A Neural Speech Decoding Framework Leveraging Deep Learning and Speech Synthesis
Major Breakthrough in Neuroscience Research: Deep Learning Technique Achieves Decoding of Natural Speech from Brain Signals
A cross-disciplinary research team at New York University recently achieved a major breakthrough in the fields of neuroscience and artificial intelligence. They developed a novel deep learning-based framework that can directly decode and synthesize natural human voices from neural signals in the brain. This innovative achievement holds promise for developing a new generation of speech-based brain-computer interfaces to assist patients with aphasia and speech disorders.
Research Motivation Speech disorders severely impact patients’ social interactions and quality of life. Over the past decades, researchers have been devoted to developing neural prosthetics that can decode and synthesize speech from the brain, to help these patients regain communication abilities. However, building high-performance speech decoding systems has been an enormous challenge due to the scarcity of brain and speech data required for training, as well as the complexity and high dimensionality of the speech generation process.

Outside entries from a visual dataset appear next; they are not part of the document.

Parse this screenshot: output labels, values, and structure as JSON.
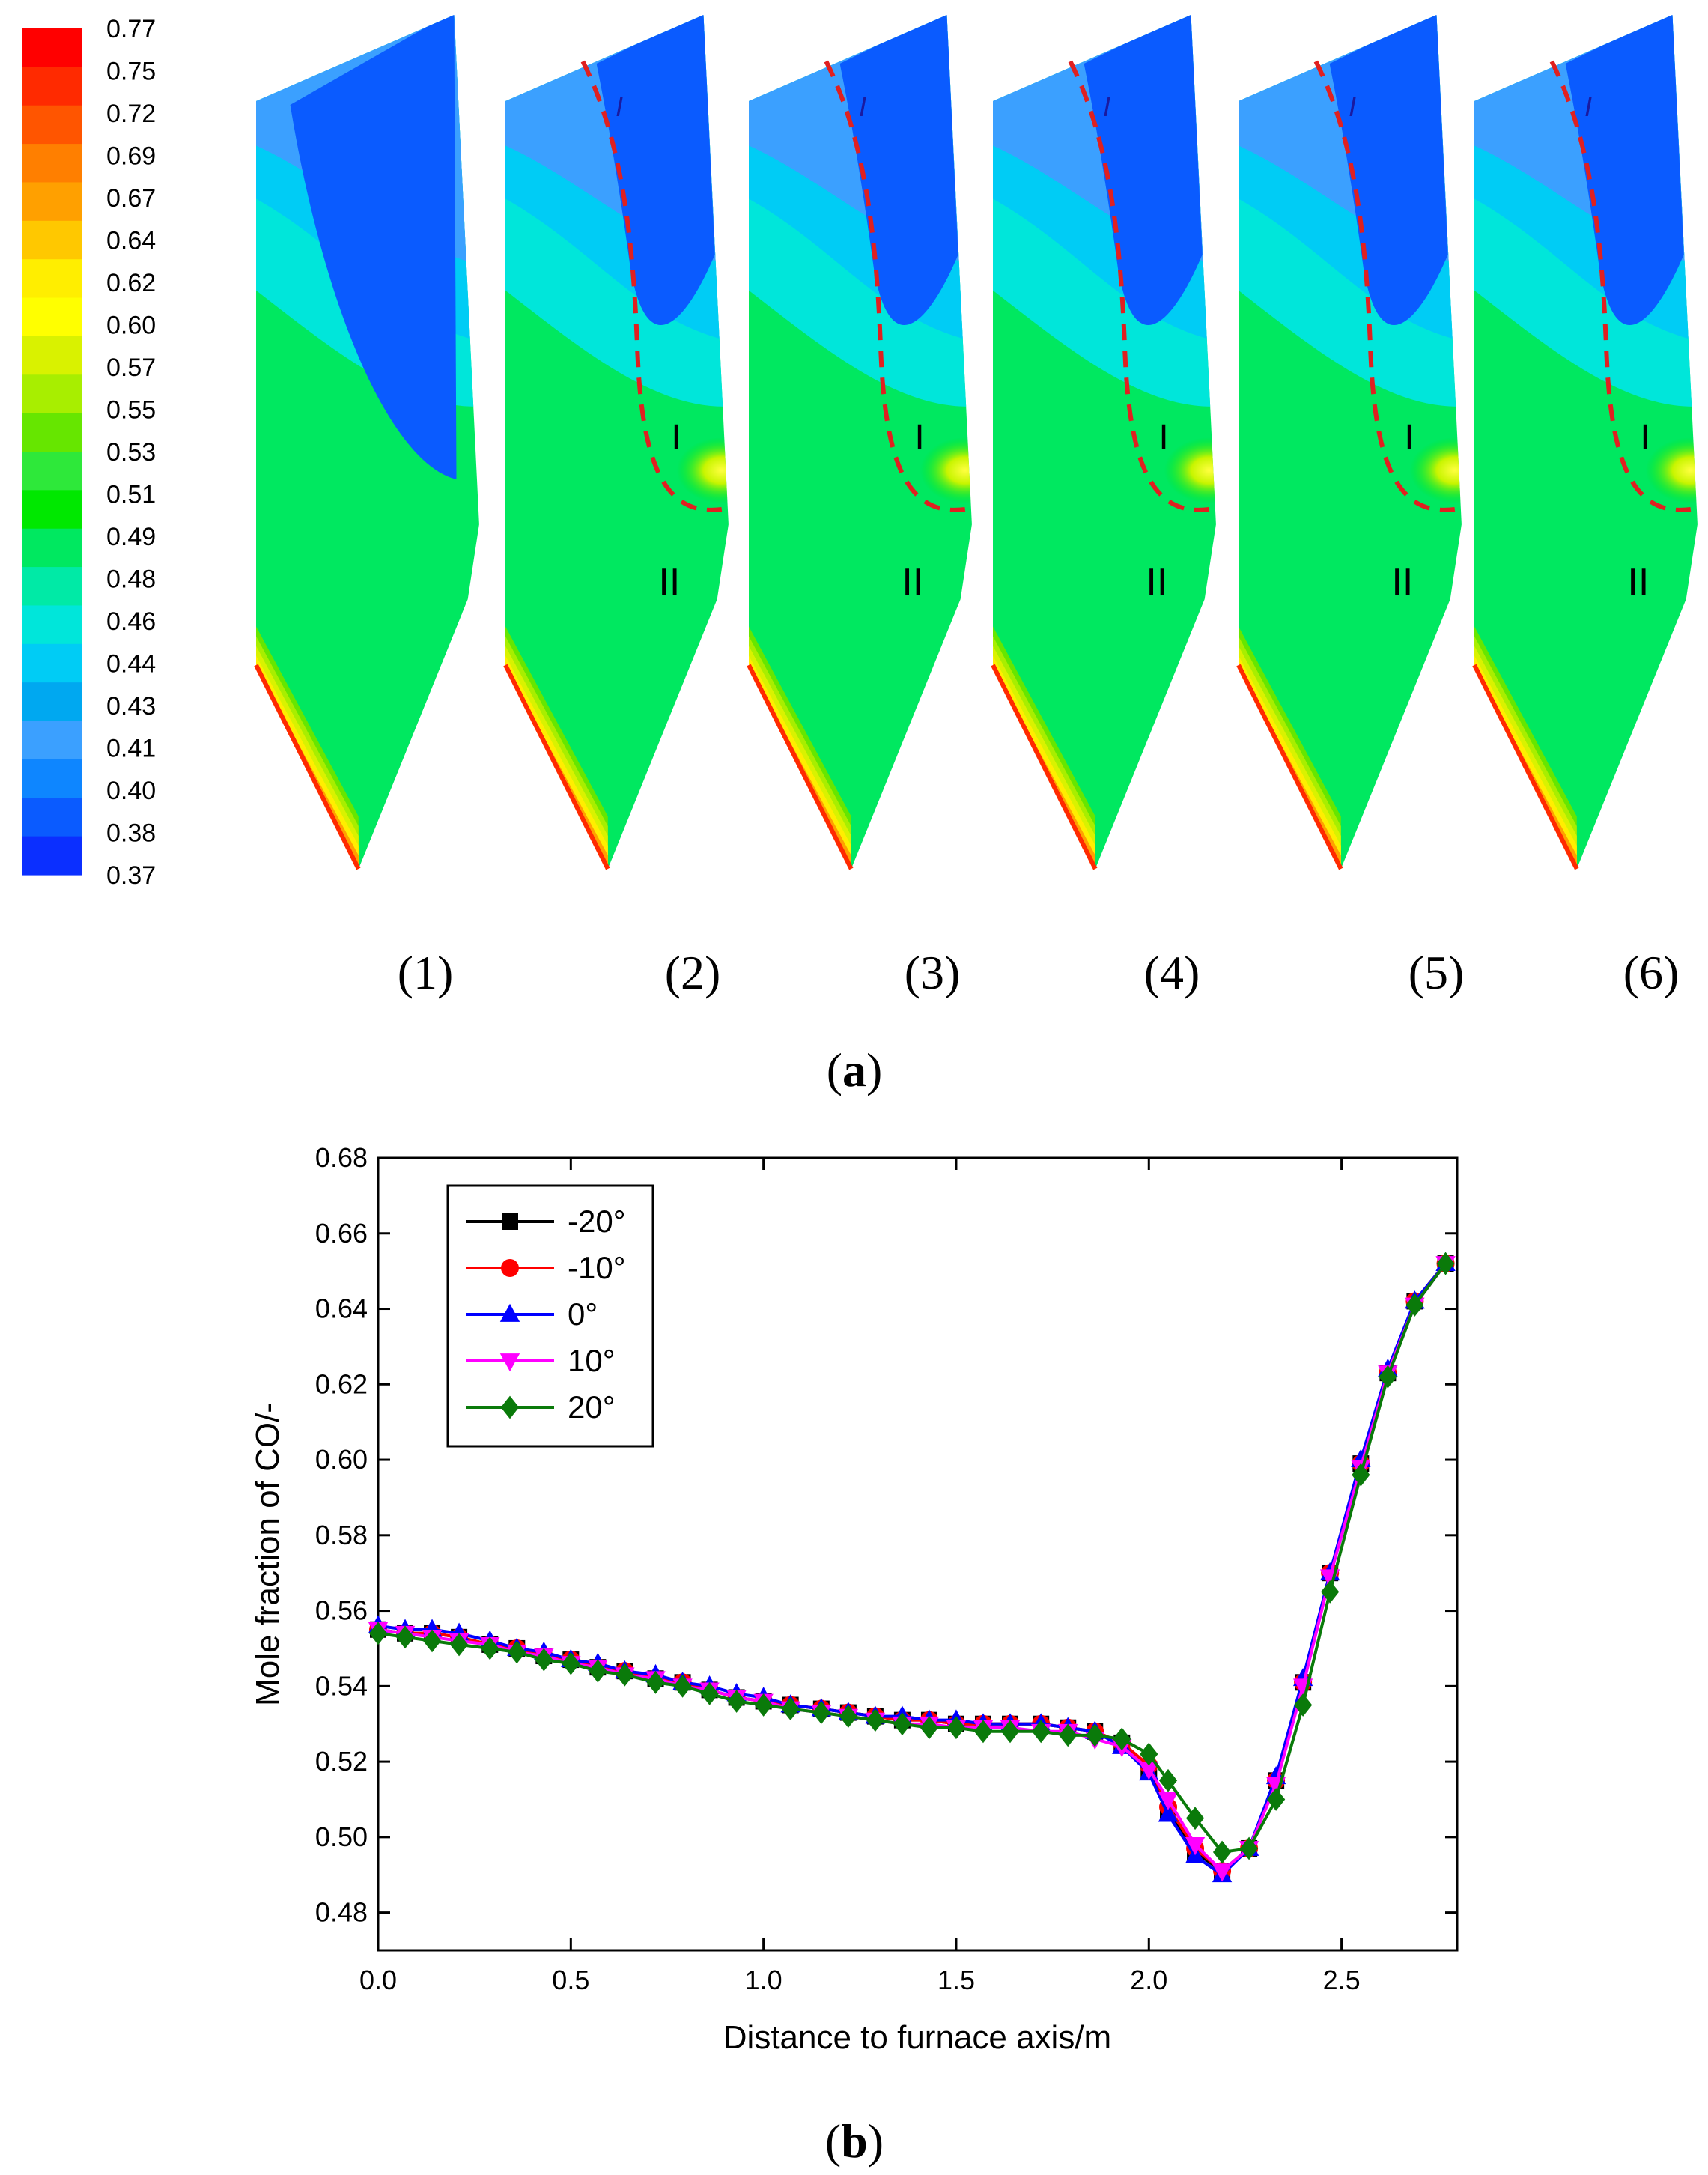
{
  "figure": {
    "panel_a_label": "a",
    "panel_b_label": "b"
  },
  "colorbar": {
    "labels": [
      "0.77",
      "0.75",
      "0.72",
      "0.69",
      "0.67",
      "0.64",
      "0.62",
      "0.60",
      "0.57",
      "0.55",
      "0.53",
      "0.51",
      "0.49",
      "0.48",
      "0.46",
      "0.44",
      "0.43",
      "0.41",
      "0.40",
      "0.38",
      "0.37"
    ],
    "colors": [
      "#ff0000",
      "#ff2a00",
      "#ff5500",
      "#ff7f00",
      "#ffa000",
      "#ffc800",
      "#ffee00",
      "#ffff00",
      "#d9f200",
      "#a8ee00",
      "#66e600",
      "#2ee83a",
      "#00e800",
      "#00e860",
      "#00eaa6",
      "#00e6da",
      "#00ccf5",
      "#00a8f0",
      "#3ba0ff",
      "#0e86ff",
      "#0a5bff",
      "#0b2fff"
    ]
  },
  "contour_panels": [
    {
      "label": "(1)",
      "region_marks": []
    },
    {
      "label": "(2)",
      "region_marks": [
        "I",
        "I",
        "II"
      ]
    },
    {
      "label": "(3)",
      "region_marks": [
        "I",
        "I",
        "II"
      ]
    },
    {
      "label": "(4)",
      "region_marks": [
        "I",
        "I",
        "II"
      ]
    },
    {
      "label": "(5)",
      "region_marks": [
        "I",
        "I",
        "II"
      ]
    },
    {
      "label": "(6)",
      "region_marks": [
        "I",
        "I",
        "II"
      ]
    }
  ],
  "chart_data": {
    "type": "line",
    "title": "",
    "xlabel": "Distance to furnace axis/m",
    "ylabel": "Mole fraction of CO/-",
    "xlim": [
      0.0,
      2.8
    ],
    "ylim": [
      0.47,
      0.68
    ],
    "xticks": [
      "0.0",
      "0.5",
      "1.0",
      "1.5",
      "2.0",
      "2.5"
    ],
    "yticks": [
      "0.48",
      "0.50",
      "0.52",
      "0.54",
      "0.56",
      "0.58",
      "0.60",
      "0.62",
      "0.64",
      "0.66",
      "0.68"
    ],
    "xtick_values": [
      0.0,
      0.5,
      1.0,
      1.5,
      2.0,
      2.5
    ],
    "ytick_values": [
      0.48,
      0.5,
      0.52,
      0.54,
      0.56,
      0.58,
      0.6,
      0.62,
      0.64,
      0.66,
      0.68
    ],
    "legend_position": "top-left",
    "x": [
      0.0,
      0.07,
      0.14,
      0.21,
      0.29,
      0.36,
      0.43,
      0.5,
      0.57,
      0.64,
      0.72,
      0.79,
      0.86,
      0.93,
      1.0,
      1.07,
      1.15,
      1.22,
      1.29,
      1.36,
      1.43,
      1.5,
      1.57,
      1.64,
      1.72,
      1.79,
      1.86,
      1.93,
      2.0,
      2.05,
      2.12,
      2.19,
      2.26,
      2.33,
      2.4,
      2.47,
      2.55,
      2.62,
      2.69,
      2.77
    ],
    "series": [
      {
        "name": "-20°",
        "color": "#000000",
        "marker": "square",
        "values": [
          0.555,
          0.554,
          0.554,
          0.553,
          0.551,
          0.55,
          0.548,
          0.547,
          0.545,
          0.544,
          0.542,
          0.541,
          0.539,
          0.537,
          0.536,
          0.535,
          0.534,
          0.533,
          0.532,
          0.531,
          0.531,
          0.53,
          0.53,
          0.53,
          0.53,
          0.529,
          0.528,
          0.525,
          0.518,
          0.507,
          0.496,
          0.491,
          0.497,
          0.515,
          0.541,
          0.57,
          0.599,
          0.623,
          0.642,
          0.652
        ]
      },
      {
        "name": "-10°",
        "color": "#ff0000",
        "marker": "circle",
        "values": [
          0.555,
          0.554,
          0.554,
          0.553,
          0.551,
          0.55,
          0.548,
          0.547,
          0.545,
          0.544,
          0.542,
          0.541,
          0.539,
          0.537,
          0.536,
          0.535,
          0.534,
          0.533,
          0.532,
          0.531,
          0.531,
          0.53,
          0.53,
          0.53,
          0.53,
          0.529,
          0.528,
          0.525,
          0.519,
          0.508,
          0.497,
          0.491,
          0.497,
          0.515,
          0.541,
          0.57,
          0.599,
          0.623,
          0.642,
          0.652
        ]
      },
      {
        "name": "0°",
        "color": "#0000ff",
        "marker": "triangle-up",
        "values": [
          0.556,
          0.555,
          0.555,
          0.554,
          0.552,
          0.55,
          0.549,
          0.547,
          0.546,
          0.544,
          0.543,
          0.541,
          0.54,
          0.538,
          0.537,
          0.535,
          0.534,
          0.533,
          0.532,
          0.532,
          0.531,
          0.531,
          0.53,
          0.53,
          0.53,
          0.529,
          0.528,
          0.524,
          0.517,
          0.506,
          0.495,
          0.49,
          0.497,
          0.516,
          0.542,
          0.57,
          0.6,
          0.624,
          0.642,
          0.652
        ]
      },
      {
        "name": "10°",
        "color": "#ff00ff",
        "marker": "triangle-down",
        "values": [
          0.555,
          0.554,
          0.553,
          0.552,
          0.551,
          0.549,
          0.548,
          0.546,
          0.545,
          0.543,
          0.542,
          0.54,
          0.539,
          0.537,
          0.536,
          0.534,
          0.533,
          0.532,
          0.531,
          0.53,
          0.53,
          0.529,
          0.529,
          0.529,
          0.528,
          0.528,
          0.526,
          0.524,
          0.518,
          0.51,
          0.498,
          0.491,
          0.497,
          0.514,
          0.54,
          0.569,
          0.598,
          0.623,
          0.641,
          0.652
        ]
      },
      {
        "name": "20°",
        "color": "#0a7a0a",
        "marker": "diamond",
        "values": [
          0.554,
          0.553,
          0.552,
          0.551,
          0.55,
          0.549,
          0.547,
          0.546,
          0.544,
          0.543,
          0.541,
          0.54,
          0.538,
          0.536,
          0.535,
          0.534,
          0.533,
          0.532,
          0.531,
          0.53,
          0.529,
          0.529,
          0.528,
          0.528,
          0.528,
          0.527,
          0.527,
          0.526,
          0.522,
          0.515,
          0.505,
          0.496,
          0.497,
          0.51,
          0.535,
          0.565,
          0.596,
          0.622,
          0.641,
          0.652
        ]
      }
    ]
  }
}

Research Essence The team proposed an innovative deep learning-based speech decoding framework, comprising two core modules: (1) a “brain signal decoder” that transforms brain signals recorded by intracortical electrode arrays (ECoG) into interpretable speech parameters; (2) a novel “disentangled speech synthesizer” that converts speech parameters into spectrograms, which are then synthesized into waveforms using the Griffin-Lim algorithm.
The researchers also introduced the concept of a speech autoencoder, leveraging speech signals to pre-train the “speech synthesizer” and generate reference speech parameters to guide the training of the “brain signal decoder”. This framework can generate highly naturalistic speech and achieved highly repeatable decoding performance across 48 subjects.
A major innovation of this speech decoding framework is the causality of the encoder. Last year, most studies only reported results of non-causal encoders, meaning they relied not only on current and past brain signals but also on future signals, thereby depending on speech feedback information. This is infeasible for real-time speech generation applications. The researchers developed an encoder that can operate in both causal and non-causal modes, with the former only using current and past signals, making it more suitable for real-time applications. Experiments demonstrated that in the causal mode, advanced architectures such as convolutional neural networks (ResNet) and transformer networks (Swin Transformer) could achieve decoding accuracy approaching that of the non-causal mode.
Additionally, the framework demonstrated the possibility of successfully decoding speech from the right cortical hemisphere, opening up a new treatment avenue for patients with severe left-brain damage leading to aphasia. The study also found that the framework could achieve high decoding performance regardless of whether high-density or clinically common low-density electrode arrays were used, greatly expanding its application prospects.
Innovative Significance The speech decoding framework has produced innovations in multiple aspects:
By adopting an interpretable intermediate speech parameter representation and pairing it with a novel disentangled speech synthesizer, it can generate natural speech while preserving individual speaker characteristics.
It is the first to systematically investigate the causality of speech decoding encoders, providing a viable solution for real-time speech generation applications.
It demonstrated the possibility of successfully decoding speech from the right brain hemisphere, offering new hope for the treatment of aphasia patients.
It exhibited outstanding decoding performance on both high-density and low-density electrode arrays, significantly enhancing its clinical applicability.
The research team released an open-source decoding framework, which will help accelerate research in speech science and the development of speech prosthetics.
This breakthrough research has opened new doors for the fields of neuroscience and artificial intelligence. Looking ahead, speech-based brain-computer interfaces hold the promise of restoring the power of speech to silent brains.